Aujourd’hui nous devons nous rendre à l’aéroport de Bangkok (BKK en code IATA) pour prendre un avion qui nous mènera, en Asie toujours, mais en Inde cette fois-ci, dans la douce et riante ville de Calcutta (ou Kolkata).
Voilà en gros et sans auto-apitoiement à quoi vont ressembler les prochaines heures.
– Gueule de bois donc, qui dure jusqu’à l’aéroport que nous rejoindrons dans un van surchargé vers 19 heures. Puis plus qu’à attendre l’avion.
– Qui partira, le lendemain à 02h55.
– Quelques heures d’attente donc dans l’aéroport congelé. Jusqu’à l’heure du départ.
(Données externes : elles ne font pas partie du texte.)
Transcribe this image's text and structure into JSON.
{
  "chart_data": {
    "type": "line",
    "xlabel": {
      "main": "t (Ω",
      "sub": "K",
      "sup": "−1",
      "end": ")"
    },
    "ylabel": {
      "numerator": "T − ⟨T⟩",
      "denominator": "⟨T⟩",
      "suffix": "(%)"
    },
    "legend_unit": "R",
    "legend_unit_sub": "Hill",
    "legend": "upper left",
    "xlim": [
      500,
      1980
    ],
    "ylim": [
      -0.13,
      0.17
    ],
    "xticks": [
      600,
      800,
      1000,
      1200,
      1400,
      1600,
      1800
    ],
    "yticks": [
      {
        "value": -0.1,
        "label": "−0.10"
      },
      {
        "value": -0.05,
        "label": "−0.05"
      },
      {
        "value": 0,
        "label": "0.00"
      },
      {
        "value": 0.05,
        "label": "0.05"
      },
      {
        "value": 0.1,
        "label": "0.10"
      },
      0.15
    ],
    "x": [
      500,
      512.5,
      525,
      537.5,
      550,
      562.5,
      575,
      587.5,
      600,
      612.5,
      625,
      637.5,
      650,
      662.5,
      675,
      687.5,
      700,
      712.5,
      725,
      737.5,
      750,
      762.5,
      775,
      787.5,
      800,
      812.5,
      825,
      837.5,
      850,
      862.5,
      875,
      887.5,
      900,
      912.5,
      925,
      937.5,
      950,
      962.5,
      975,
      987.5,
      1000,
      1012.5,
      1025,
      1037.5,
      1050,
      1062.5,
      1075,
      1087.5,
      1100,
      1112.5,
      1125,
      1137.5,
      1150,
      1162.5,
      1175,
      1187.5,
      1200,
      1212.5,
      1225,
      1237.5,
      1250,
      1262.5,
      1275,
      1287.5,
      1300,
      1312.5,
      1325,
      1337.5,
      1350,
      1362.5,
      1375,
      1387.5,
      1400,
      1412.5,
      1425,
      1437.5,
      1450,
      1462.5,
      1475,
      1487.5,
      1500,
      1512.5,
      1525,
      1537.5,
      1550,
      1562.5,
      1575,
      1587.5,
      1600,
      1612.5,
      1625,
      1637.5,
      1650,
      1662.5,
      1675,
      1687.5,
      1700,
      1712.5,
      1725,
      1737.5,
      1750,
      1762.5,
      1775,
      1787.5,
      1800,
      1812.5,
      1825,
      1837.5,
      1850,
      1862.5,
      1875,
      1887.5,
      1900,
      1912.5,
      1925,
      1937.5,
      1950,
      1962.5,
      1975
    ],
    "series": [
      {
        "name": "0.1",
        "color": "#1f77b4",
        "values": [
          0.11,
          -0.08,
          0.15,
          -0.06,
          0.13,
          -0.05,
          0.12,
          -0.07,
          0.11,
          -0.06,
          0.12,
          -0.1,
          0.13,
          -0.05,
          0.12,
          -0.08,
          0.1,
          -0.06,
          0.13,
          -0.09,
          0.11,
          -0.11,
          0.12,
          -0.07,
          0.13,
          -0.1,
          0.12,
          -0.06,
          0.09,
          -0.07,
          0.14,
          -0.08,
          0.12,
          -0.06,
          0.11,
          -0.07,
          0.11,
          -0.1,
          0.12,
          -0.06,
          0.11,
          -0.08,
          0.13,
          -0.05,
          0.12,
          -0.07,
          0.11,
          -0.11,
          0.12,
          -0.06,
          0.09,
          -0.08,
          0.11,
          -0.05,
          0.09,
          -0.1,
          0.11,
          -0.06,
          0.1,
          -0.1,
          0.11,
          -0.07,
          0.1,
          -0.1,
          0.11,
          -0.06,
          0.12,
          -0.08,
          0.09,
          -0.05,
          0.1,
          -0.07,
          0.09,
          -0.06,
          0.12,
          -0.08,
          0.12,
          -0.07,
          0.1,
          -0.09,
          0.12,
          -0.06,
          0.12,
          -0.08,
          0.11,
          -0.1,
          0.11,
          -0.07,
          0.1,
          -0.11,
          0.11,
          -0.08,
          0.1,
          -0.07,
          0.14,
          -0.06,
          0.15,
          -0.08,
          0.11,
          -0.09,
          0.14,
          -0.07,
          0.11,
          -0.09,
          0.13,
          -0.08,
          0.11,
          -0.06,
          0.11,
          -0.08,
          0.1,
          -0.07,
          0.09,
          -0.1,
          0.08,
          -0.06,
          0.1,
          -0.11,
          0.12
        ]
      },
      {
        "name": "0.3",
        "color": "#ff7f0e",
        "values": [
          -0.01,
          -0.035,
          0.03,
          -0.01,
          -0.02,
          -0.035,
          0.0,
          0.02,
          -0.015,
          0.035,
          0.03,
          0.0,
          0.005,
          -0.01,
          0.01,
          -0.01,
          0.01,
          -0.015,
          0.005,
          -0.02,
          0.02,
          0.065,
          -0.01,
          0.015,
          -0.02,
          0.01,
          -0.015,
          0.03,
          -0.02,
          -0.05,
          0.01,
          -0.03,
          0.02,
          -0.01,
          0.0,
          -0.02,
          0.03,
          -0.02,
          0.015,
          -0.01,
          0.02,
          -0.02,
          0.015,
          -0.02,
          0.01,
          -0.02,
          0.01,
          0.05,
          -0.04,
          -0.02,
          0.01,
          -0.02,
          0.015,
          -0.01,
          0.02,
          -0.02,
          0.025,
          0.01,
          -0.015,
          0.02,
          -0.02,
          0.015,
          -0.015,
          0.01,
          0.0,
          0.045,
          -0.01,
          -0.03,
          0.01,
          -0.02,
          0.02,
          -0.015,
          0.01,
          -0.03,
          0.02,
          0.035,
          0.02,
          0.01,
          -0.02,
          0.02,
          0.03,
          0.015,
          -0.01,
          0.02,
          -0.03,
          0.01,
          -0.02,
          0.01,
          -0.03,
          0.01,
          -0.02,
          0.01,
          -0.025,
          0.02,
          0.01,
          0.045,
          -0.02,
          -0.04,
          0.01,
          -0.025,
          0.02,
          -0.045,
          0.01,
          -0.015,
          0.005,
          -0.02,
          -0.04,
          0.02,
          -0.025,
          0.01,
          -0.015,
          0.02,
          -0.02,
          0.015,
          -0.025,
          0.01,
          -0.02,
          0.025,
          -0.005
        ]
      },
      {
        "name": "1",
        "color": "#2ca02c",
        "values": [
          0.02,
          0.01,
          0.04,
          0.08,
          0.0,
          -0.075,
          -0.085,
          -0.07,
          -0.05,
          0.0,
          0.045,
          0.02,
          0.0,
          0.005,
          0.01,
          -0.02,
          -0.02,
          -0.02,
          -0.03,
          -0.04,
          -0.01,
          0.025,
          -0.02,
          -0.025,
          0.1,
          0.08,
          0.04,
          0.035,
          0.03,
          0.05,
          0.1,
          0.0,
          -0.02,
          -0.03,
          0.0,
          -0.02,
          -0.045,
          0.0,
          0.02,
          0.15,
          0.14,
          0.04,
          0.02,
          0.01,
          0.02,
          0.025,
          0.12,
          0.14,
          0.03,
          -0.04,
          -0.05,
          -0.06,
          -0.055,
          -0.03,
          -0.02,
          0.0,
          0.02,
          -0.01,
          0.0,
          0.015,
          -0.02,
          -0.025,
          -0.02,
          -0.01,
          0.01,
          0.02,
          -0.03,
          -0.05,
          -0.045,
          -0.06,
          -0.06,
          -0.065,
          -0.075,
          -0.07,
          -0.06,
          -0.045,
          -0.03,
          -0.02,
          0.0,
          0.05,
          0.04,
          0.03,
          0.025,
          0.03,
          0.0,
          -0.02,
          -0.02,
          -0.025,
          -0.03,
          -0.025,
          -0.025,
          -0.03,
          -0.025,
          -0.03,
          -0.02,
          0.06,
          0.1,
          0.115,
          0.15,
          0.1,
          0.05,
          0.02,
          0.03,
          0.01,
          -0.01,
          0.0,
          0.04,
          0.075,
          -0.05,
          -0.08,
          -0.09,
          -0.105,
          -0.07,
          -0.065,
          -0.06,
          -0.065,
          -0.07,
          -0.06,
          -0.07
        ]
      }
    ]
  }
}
– Heureusement nous avons de quoi nous occuper : un jeu de carte, quelques restaurants, des indiens rentrant au pays avec une à trois télé à écran plat dans leurs bagages, et autres fantaisies dont nous avons le secret pour combler les attentes.
– Puis deux heures de vol qui nous permettront de dormir enfin, un peu, pas longtemps, mais c’est déjà ça. Ça nous donnera le sursaut d’énergie pour tenir jusqu’à notre futur lit.
– Et nous débarquons à l’aéroport International de Calcutta (CCT en code IATA) à 3h50 heure locale (5h20, heure de Bangkok).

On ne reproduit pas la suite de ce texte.